You find your King in the highest hall. He sits in a circle of blood and ash, a ram’s skull covered in writing cradled in his lap. His lips move as he chants. He is in the midst of becoming a witch.

You run to him. You almost make it, but then a witch steps into your path. He’s even taller than you, his veil woven with what looks like dried lizard skin. He grabs you and pulls you away.

It can’t be interrupted, the witch tells you. He’ll be fine.

Out of desperation, you call the King’s name. His eyes open. He stops chanting and looks surprised to see you. He didn’t expect you to find your way through the wall. His eyes look for your sword and do not find it.

Take him away, the King says. He can’t be here for this.

You see him close his eyes and begin chanting again. Betrayal feels like a spear in your belly and acid spilling from your stomach.

You let the witches lead you away.

#

He comes to find you hours later and tells you it’s time to leave.

Are you really a witch now? you ask. I don’t see your veil.

Don’t start this right now, he says. We’re running out of time. The army will be here soon, and I have to be there to meet them.

Two rams wait for you outside the hall, and you both make the sickening descent back down to the steppes and begin riding to the border.

Did you do it for power? you ask. Winning wars wasn’t enough for you? Was everything you told me about wanting peace just pretty words?

He is silent, which only angers you further.

I was wrong about you becoming your father, you say. You’ve become something worse.

Yes, he says. I suppose I have.

You reach the border in time for darkness to fall. The wall is gone. In its wake there only remains scattered bones and the occasional tumbleweed. Somewhere, if you chose to look for it, you would find your sword.

I didn’t do it for power, he says. I didn’t even do it for peace. I did it for you.

#

He builds a fire where the wall once was and explains it to you.

Near the end, he says, the first king realized what he’d done to you. The impossible promise he’d asked you to keep. You would only end if the kingdom ended. But he knew the kingdom would never end if you were there to protect it. All things should get to end. It’s the only way something better can be built.

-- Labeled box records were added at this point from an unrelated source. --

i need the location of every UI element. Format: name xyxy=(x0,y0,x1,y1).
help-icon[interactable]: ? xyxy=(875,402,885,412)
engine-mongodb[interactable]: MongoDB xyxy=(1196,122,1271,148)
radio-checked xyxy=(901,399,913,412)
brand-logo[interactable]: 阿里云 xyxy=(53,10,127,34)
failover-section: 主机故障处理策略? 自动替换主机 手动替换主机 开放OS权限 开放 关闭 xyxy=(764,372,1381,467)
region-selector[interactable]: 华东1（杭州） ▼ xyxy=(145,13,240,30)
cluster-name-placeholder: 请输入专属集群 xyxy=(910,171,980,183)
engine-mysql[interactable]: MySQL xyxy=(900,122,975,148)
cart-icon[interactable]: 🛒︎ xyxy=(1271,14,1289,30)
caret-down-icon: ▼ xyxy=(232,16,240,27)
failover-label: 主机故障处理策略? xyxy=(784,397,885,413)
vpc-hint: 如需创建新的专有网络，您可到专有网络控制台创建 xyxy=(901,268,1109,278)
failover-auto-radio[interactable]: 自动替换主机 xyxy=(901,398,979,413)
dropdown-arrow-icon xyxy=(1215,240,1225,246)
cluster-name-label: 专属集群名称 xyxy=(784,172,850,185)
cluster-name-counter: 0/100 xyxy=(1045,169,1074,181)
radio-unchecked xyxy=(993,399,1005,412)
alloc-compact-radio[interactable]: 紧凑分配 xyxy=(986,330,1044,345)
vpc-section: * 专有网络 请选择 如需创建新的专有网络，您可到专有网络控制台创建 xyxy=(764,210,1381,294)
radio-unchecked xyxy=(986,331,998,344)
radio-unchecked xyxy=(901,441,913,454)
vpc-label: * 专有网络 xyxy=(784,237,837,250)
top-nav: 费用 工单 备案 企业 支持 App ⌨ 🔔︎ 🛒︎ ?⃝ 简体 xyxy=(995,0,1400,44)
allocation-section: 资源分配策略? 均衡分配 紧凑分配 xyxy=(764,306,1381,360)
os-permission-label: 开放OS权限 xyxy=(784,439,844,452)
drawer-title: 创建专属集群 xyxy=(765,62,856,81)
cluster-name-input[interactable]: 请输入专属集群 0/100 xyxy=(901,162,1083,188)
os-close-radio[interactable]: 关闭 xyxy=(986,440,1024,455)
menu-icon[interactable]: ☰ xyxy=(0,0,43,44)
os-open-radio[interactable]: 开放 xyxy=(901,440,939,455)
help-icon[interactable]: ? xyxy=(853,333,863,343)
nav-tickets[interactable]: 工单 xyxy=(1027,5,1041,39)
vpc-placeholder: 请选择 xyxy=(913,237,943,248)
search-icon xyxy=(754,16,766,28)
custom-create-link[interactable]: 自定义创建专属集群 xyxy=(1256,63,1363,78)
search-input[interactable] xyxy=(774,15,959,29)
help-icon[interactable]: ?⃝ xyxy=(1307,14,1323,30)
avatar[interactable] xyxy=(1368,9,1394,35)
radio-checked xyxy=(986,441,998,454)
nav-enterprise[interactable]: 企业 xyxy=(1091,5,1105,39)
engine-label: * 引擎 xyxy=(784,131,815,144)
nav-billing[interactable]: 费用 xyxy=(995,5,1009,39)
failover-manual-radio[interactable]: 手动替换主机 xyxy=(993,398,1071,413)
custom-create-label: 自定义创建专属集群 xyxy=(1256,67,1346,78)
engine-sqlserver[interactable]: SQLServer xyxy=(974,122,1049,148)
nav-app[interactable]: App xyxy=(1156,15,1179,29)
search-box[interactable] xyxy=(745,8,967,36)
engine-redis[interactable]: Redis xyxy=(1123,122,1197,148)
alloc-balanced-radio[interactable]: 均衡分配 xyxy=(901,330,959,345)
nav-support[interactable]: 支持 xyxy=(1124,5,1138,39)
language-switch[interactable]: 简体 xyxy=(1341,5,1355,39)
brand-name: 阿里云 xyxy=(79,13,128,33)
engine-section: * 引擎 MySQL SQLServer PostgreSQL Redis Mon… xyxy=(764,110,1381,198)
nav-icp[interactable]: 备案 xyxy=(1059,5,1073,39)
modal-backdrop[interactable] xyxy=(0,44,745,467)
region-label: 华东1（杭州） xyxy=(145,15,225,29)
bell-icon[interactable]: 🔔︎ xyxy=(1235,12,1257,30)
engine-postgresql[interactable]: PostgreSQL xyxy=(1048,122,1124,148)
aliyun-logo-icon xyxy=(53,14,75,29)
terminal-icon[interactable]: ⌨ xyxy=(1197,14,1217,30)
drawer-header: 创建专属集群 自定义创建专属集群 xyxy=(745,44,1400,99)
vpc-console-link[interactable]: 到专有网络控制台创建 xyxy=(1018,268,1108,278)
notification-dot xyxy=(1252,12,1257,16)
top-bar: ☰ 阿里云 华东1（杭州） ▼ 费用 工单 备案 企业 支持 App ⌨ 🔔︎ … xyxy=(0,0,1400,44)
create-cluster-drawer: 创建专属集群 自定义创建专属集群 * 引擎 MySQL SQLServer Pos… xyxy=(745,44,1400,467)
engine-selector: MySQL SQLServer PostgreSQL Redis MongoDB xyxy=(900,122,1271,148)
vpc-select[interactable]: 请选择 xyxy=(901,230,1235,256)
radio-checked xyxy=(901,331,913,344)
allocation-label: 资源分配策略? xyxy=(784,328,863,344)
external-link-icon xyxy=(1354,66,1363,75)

The witches offered me a way, he continues. A way I could end the kingdom by turning myself into something different. I’m a witch now. The wall is gone. The lands are joined. I am no longer king and you are no longer bound.

You have died eleven times, but this is the first time you’ve ever felt truly lost.

Do you understand? he says. You’re free. You could leave right now, live your last life how you choose. You don’t need to follow me anymore.

You stand up. You can see that he expects you to leave. You can tell he doesn’t want you to.

You go to his side of the fire, kneel, and kiss his hand.

I have one last promise to keep if you’ll let me, you say.

I may have made a horrible mess of things, he says. I don’t know what will happen next. I’m scared I’ve ruined everything.

It’s all right, you tell him. Twelve lifetimes ago, a man said those same words to me.